Somehow the conversation got into the environment as an issue. Menino said the biggest problem with that issue is the vocabulary: ordinary people don’t really understand how it adversely affects their lives. Leaders have to use words and concepts that connect with working people. And elected officials have to be willing to say things that are not popular. Your constituents expect to disagree with you. They want to challenge you and they respect you for standing for what you believe in. He cited his stands in favor of same sex marriage and against the South Boston St Patrick’s Day parade (because of its ban on gay participants) as representative of his philosophy that “I represent everyone.” He thought his biggest accomplishment was changing the image and the attitude of Boston. “When I took office, Boston was a racist city; that’s not the case anymore.”
Menino did say that the media “blows these issues up beyond what they really are.” He said that as an elected official, you have to stand up for what is right. That’s how you succeed in politics. “When you try to be cute you get in trouble.”

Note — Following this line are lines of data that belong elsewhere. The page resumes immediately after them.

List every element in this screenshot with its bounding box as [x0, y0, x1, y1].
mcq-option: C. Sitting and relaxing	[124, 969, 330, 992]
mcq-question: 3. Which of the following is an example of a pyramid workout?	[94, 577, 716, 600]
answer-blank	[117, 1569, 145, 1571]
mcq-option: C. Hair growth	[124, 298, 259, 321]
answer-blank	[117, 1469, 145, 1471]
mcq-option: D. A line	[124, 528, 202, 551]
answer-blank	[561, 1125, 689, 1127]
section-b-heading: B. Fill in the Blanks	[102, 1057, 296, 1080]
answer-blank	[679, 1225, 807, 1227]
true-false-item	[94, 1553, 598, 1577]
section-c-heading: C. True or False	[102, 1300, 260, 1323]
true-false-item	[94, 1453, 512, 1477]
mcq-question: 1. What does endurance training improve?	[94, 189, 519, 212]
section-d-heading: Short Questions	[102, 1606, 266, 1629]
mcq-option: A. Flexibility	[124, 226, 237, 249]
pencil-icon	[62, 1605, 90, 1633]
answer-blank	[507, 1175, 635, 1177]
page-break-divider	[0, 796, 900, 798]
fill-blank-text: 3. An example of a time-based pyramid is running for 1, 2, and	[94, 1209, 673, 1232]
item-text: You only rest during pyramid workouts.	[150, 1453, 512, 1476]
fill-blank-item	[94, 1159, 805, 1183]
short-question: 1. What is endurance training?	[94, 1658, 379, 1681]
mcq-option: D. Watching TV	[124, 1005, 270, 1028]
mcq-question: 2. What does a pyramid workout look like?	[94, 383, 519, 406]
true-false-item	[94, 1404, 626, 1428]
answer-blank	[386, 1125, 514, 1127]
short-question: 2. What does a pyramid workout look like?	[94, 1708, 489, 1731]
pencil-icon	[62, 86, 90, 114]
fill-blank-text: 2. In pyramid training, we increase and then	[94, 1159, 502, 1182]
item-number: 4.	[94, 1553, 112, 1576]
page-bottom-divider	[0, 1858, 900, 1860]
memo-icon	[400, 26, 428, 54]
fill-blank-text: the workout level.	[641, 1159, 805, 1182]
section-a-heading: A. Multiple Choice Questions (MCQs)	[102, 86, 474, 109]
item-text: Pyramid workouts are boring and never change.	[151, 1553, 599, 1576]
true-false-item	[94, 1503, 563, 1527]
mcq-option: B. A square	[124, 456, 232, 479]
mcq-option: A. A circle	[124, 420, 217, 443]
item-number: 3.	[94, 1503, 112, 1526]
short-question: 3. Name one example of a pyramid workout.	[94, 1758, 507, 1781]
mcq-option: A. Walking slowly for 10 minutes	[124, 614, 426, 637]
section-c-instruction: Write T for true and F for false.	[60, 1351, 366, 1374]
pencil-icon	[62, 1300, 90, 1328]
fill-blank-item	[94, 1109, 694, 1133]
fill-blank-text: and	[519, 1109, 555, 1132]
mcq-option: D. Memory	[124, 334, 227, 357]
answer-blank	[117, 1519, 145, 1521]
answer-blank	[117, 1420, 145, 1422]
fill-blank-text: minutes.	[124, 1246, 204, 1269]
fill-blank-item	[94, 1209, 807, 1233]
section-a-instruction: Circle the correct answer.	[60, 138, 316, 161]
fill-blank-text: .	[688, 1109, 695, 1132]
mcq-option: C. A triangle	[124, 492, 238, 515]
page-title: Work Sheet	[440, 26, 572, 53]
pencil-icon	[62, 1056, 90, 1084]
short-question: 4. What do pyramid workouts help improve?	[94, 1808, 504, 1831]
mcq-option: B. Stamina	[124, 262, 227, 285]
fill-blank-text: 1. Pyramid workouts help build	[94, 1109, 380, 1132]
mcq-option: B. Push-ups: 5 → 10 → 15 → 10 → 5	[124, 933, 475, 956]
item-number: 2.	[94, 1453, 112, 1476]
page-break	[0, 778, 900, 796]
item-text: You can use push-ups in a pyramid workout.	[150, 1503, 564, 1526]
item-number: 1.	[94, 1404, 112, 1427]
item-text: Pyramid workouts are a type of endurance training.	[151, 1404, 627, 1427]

When asked about his health, Menino said he feels great and that the only residual effect of his past illness was some weakness in his legs. He is looking forward to resting because of the intense pace he has kept up for the past 20 years. He said he gets up at 4:30 in the morning and gets home at 10 every night. He does that because he “learns a lot from people.” He said you “can’t sit behind your desk and learn anything.” He said if you’re out in the neighborhood and people are crossing the street to avoid you, you know you’ve got problems. But if people are anxious to speak with you, it’s a sign everything is going OK.
The Mayor closed the session with a riveting account of his experience during the Boston Marathon bombing last April. He spoke about leaving the hospital to get back to work and recounted the dramatic moments, from the “Shelter-in-Place” order for Greater Boston to the capture of one of the suspects in Watertown. He also described the origin of the One Fund to help the victims (more than 100,000 people have donated to the fund). He realized right away that having one place for contributions would be the best approach, and it worked out well. He is concerned about the future needs of victims, however, and is thinking about what can be done next for them.
If you want to learn more about Mayor Menino’s philosophy of government with a dose of interesting political stories mixed in, you’re in luck. The Mayor has written an autobiography with the assistance of Jack Beatty. Called “Mayor for a New America”, the book is available for pre-order now on Amazon and will be published in the spring of 2014.